Marisa Wanzeller, da Agência iNFRA
Um estudo da AIE (Agência Internacional de Energia), divulgado nesta quinta-feira (13), constatou que o governo tem receitas consideráveis do setor de óleo e gás que deveriam financiar a transição energética. A possibilidade já vem sendo anunciada pelo presidente Lula e pelo ministro Alexandre Silveira na esteira da COP30, conferência climática das Nações Unidas, que ocorre em Belém (PA).
Segundo o órgão internacional, a estratégia já vem sendo implementada em outros países de forma bem sucedida, como Arábia Saudita e Emirados Árabes Unidos. O entendimento é que a criação de um fundo nacional com esses recursos “reforçaria a narrativa de uma abordagem equilibrada, que reconhece o papel do setor petrolífero para o crescimento econômico, ao mesmo tempo em que promove a transição energética e contribui para reduzir gradualmente a dependência do país das exportações de petróleo”.
Pela sugestão, o fundo deve transferir diretamente uma parcela fixa dos impostos sobre óleo e gás ou das receitas de partilha de produção para o financiamento de projetos em setores nos quais têm “vantagens competitivas”, como fertilizantes verdes, aço verde e minerais críticos. “Esse valor deve ser substancial o suficiente para apoiar a transição, mas também equilibrado, de forma a não comprometer outras despesas públicas essenciais”, destaca o estudo.
Segundo a análise realizada, os investimentos devem priorizar o desenvolvimento de infraestrutura no Brasil, “reduzindo os custos de capital e oferecendo linhas de crédito verde com taxas de juros reduzidas”.
Além da criação do fundo, a agência também sugere que o governo incentive as empresas do setor de óleo e gás a destinarem uma parcela maior de seus investimentos em P&D (Pesquisa e Desenvolvimento) para tecnologias limpas e inovação em energia limpa.
Investimentos
A AIE considera que o investimento em infraestrutura no Brasil foi baixo nas últimas décadas, o que levou a “lacunas substanciais em todos os setores”. Dessa forma, segundo a agência, a transição energética no Brasil exigirá “volumes expressivos” de capital, tanto público, quanto privado. A estimativa é que serão necessários R$ 3,2 trilhões ao longo da próxima década para energia e infraestrutura complementar.
“Desse montante, estima-se que 78% serão destinados ao setor de petróleo e gás natural, 19% à oferta de eletricidade e 3% à produção de biocombustíveis líquidos”, afirma o estudo. A agência pondera, no entanto, que “o Brasil tem um custo de capital relativamente alto, o que pode prejudicar seu potencial de atração de investimento”.
O entendimento é que reduzir riscos políticos e judiciais pode ajudar o país a atrair mais financiamento privado para infraestrutura, especialmente para investimentos de longo prazo. Isso também garantiria maior equilíbrio no compartilhamento de riscos entre entidades públicas e privadas, destaca o estudo.
Dessa forma, a agência propõe que o país incentive a participação estrangeira em compras públicas, o que pode “aumentar a concorrência e gerar mais valor para os fundos públicos”. Além disso, aprimorar a governança das empresas estatais, a fim de contribuir para a prestação de serviços de infraestrutura de maior qualidade.
Energia renovável
O documento ainda ressalta que a matriz energética brasileira já é altamente renovável. Agora, é importante lidar com os desafios impostos pelo crescimento acelerado das gerações eólica e solar.
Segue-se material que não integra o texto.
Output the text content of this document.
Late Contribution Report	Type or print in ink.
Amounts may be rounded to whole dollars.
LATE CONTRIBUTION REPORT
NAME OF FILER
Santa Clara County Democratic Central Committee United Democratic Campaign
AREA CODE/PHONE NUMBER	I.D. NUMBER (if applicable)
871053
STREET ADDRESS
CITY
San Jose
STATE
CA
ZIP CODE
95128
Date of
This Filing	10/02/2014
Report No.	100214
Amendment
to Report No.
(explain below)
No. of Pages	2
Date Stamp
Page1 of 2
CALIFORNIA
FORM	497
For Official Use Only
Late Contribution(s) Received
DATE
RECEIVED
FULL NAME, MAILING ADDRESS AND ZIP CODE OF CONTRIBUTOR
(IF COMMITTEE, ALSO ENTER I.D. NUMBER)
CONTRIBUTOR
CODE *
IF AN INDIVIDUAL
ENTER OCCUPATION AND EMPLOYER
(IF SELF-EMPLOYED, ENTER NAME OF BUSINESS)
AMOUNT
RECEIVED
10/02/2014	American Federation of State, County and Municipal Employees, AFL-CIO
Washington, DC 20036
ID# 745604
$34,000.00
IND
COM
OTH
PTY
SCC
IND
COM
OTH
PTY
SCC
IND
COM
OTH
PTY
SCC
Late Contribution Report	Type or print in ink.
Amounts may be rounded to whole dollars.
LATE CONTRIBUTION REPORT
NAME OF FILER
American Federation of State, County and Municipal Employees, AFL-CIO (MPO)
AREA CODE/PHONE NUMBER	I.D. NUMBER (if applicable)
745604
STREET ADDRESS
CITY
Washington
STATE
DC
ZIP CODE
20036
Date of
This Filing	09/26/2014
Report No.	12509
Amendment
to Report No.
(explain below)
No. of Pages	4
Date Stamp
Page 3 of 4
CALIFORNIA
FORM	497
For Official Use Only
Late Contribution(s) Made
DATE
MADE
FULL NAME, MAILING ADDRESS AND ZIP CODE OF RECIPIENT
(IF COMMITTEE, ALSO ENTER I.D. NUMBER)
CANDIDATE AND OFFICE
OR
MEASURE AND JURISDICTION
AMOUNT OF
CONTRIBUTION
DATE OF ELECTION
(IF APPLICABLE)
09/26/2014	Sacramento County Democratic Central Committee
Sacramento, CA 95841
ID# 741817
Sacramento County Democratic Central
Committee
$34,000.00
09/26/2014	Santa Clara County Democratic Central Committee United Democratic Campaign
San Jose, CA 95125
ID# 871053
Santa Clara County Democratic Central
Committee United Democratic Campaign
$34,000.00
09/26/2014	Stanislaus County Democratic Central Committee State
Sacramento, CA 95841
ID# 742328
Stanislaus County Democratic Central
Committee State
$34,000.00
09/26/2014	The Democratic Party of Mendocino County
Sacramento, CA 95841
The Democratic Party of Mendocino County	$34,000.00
“Para garantir o equilíbrio da rede e a estabilidade do sistema, o Brasil deve incentivar plenamente a flexibilidade dos recursos existentes, incluindo a energia hidrelétrica, em conjunto com novas soluções, como resposta à demanda e armazenamento. Igualmente importante será garantir uma integração adequada da geração fotovoltaica distribuída ao sistema, inclusive por meio da revisão do atual sistema de compensação de energia elétrica”, sugere a análise.
O ministro Alexandre Silveira ressalta que o estudo confirma o avanço do país “em biocombustíveis, energias renováveis, expansão e resiliência do sistema de transmissão e em uma transição energética justa, que combate a pobreza e melhora a qualidade de vida das pessoas”. “Recebemos com orgulho a análise da Agência, reconhecemos seu rigor técnico e reafirmamos nosso compromisso em aprofundar essa parceria para abrir novas fronteiras de inovação, desenvolvimento e liderança internacional para o Brasil”, disse Silveira em nota.